Bombs were exploding in my head. One after the other. It was the single most extraordinary pain I have experienced in my life.
I never knew that I knew what an aneurysm was until one of mine was rupturing.
Just like that, a simple and ordinary day changed into a day that, by all accounts, should have been my last.
My mother, my twelve-year old son and I had just returned from lunch.
I was speaking to my friend on the phone when suddenly, I felt an unbearable pressure crushing my head from the inside out. I hung up the phone muttering “something is going on with my head. I have to go NOW!”
I felt a pull, then a pop and then fluid gushing down the inside of the back of my head. Time stood still in that moment and I thought to myself “Oh my god!!! This is an aneurysm!” I have no idea how I knew that.
Once in the house, I immediately threw up several times in a gift bag that sat next to me on the couch. Because of the severity of the pain and my quick decline, it started to sink in I might not make it out of this alive.
I knew I needed help but had lost the capacity to work my phone. It was in that moment that I felt the most panic. I could not help myself.
I felt the weight of what was happening very clearly. I looked up at Max who was staring at me solemnly. I told myself…….”Whatever you do, be strong….he’s probably going to remember this for the rest of his life…..let him remember you strong.”
I handed him my phone and asked him to get me help. He called my dad and then 911. As I sat there in this unbearable pain, my mother put a washcloth on my head and sat next to me caressing me. She had already lost one daughter and couldn’t lose me too.
I knew I might die. Every time panic set in, I channeled myself to one pledge. I cannot die. I cannot die. I have to live for my parents and for Max. Within moments, our dearest family friends rushed in and began hugging Max and me and praying with us. They blanketed us in love and comfort.
The ambulance arrived at the same time, with breakneck speed. The EMTs immediately began to rush me to the hospital. In the back of the ambulance as I looked out the window, I noticed my car door still hanging wide open. I never closed it as I hung up the phone and rushed into the house. I also noticed small gaggles of on-lookers peering to see who was being rushed off. Oddly, I thought to myself …..if I make it out of this alive, we are really going to laugh at this part one day!”
The whole way to the hospital, I felt like I couldn’t breathe. I couldn’t inhale enough oxygen. I asked question after question to the EMTs “am I going to be okay? What’s wrong with me? Am I going to be okay? Am I?” My terror only galvanized as they glanced knowingly and worriedly at one another and gave no answers. They spoke a silent body language that said “no, no you’re not going to be okay.”
My time at the emergency room seemed very short. It was the first time I saw Max cry as he discreetly wiped tears from his eyes. My mother, Max, my parents’ best friends, my aunt and my brother and his wife gathered. This was bad. I couldn’t sit still for the CT. Too much pain. They finally informed me what was happening. “Cranial bleeding” they told me.
I had to be airlifted as soon as possible. Until the very end of my time there, I was trying to find out the best hospital in Houston for neurological crises. The last words I remember hearing at the hospital before they flew me off were: “Sweetie, every second counts. Right now, every second counts and you don’t have a moment to spare, you’re going to San Antonio. You don’t have time to go to Houston!”
I don’t know what I thought she meant, but I don’t think I realized she meant I might die right then.
The next thing I remember was my brother, Teddy, sitting on my bed asking me if I had seen our deceased sister Tessa. I asked “On the other side?” He smiled and said “yes”. I had been in an induced coma for a month. I had no idea what had happened to me as I lay in that hospital bed in San Antonio talking to my brother.
It was not until many weeks in ICU and rehab that I was discharged, which is when I learned that I have another aneurysm. It mirrors the one that ruptured. When I returned to Houston, I quickly started to Google “brain aneurysm” and “aneurysm rupture.” Only then did I realize the miraculous odds I had beaten. I became overwhelmed with fear.

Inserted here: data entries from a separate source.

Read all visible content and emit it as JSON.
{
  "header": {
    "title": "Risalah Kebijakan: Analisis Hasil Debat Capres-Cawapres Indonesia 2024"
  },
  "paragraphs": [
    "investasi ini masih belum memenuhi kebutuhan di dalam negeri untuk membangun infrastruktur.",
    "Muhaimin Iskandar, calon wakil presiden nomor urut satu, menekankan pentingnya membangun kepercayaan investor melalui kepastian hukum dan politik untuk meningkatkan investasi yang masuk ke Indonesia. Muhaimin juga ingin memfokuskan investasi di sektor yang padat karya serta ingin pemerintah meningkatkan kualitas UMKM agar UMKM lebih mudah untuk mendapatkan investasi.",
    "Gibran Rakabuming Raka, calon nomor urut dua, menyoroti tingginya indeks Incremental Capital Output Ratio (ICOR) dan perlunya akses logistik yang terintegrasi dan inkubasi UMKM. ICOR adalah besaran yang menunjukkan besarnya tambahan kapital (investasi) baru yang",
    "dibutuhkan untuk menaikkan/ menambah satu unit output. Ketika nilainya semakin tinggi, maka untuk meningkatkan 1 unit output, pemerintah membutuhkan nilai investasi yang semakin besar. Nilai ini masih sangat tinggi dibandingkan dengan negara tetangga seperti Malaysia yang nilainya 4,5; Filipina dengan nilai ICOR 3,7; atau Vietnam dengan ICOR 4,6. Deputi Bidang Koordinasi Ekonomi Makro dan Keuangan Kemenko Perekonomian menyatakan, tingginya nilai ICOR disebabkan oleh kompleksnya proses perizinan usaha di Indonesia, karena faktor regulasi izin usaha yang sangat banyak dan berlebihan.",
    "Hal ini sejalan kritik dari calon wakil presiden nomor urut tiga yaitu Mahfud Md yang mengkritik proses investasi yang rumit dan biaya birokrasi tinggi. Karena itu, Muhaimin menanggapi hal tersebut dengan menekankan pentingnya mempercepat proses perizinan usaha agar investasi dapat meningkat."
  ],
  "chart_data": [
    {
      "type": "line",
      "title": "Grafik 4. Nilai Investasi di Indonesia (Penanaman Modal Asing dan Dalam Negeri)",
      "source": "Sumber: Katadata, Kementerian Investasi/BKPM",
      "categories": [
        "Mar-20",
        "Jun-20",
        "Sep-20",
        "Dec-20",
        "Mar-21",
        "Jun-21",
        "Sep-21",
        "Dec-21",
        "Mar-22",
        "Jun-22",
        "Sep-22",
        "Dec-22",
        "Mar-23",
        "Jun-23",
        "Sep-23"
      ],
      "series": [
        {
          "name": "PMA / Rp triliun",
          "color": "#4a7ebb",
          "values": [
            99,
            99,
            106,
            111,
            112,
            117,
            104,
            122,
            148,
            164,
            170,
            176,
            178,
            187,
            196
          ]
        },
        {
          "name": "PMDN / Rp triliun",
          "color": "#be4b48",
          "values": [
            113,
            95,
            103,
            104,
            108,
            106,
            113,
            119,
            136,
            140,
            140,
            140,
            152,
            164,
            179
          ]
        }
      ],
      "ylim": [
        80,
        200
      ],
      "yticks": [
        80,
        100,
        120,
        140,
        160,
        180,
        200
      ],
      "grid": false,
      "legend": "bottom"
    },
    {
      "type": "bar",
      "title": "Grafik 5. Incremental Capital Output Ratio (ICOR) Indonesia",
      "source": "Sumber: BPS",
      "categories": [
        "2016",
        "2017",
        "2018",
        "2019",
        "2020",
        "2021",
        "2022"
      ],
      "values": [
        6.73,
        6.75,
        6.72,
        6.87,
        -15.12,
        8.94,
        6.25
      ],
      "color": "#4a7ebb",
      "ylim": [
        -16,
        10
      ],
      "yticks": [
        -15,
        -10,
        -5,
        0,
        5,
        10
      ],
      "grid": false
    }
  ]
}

Many friends and family have told me that I really fought hard to live. I was a feisty and spirited patient, pulling my respirator out and breathing over it and trying to get the hell out of the hospital. At one point, a priest came to give me my Last Rites but I asked him to come back the next day. I think somewhere inside me I knew I could not die so I was not going to prepare to “go”. I have no doubt that love for my parents and son kept me alive.
Many nights I have cried myself to sleep praying that God not take me. I have to live. I will live. For my son. For my parents. For my family. For my friends. For myself.
My life is forever defined in two divisions. The before the rupture and the after. On this side of my aneurysm rupture, I often think: “Just like that, a simple and ordinary day changed into a day that, by all accounts, should have been my last.” I now ask myself “how will I spend my days?”
That day 6 months ago, I can still remember sitting there at lunch with my mother and Max and smiling with gratitude and fulfillment. We joked. We laughed. There was a lot of love at that table. It was beautiful. That would have been a pretty great last day.
I intend to have many more.
The Joe Niekro Foundation would like to thank Tricia for sharing her story and wish her continued health!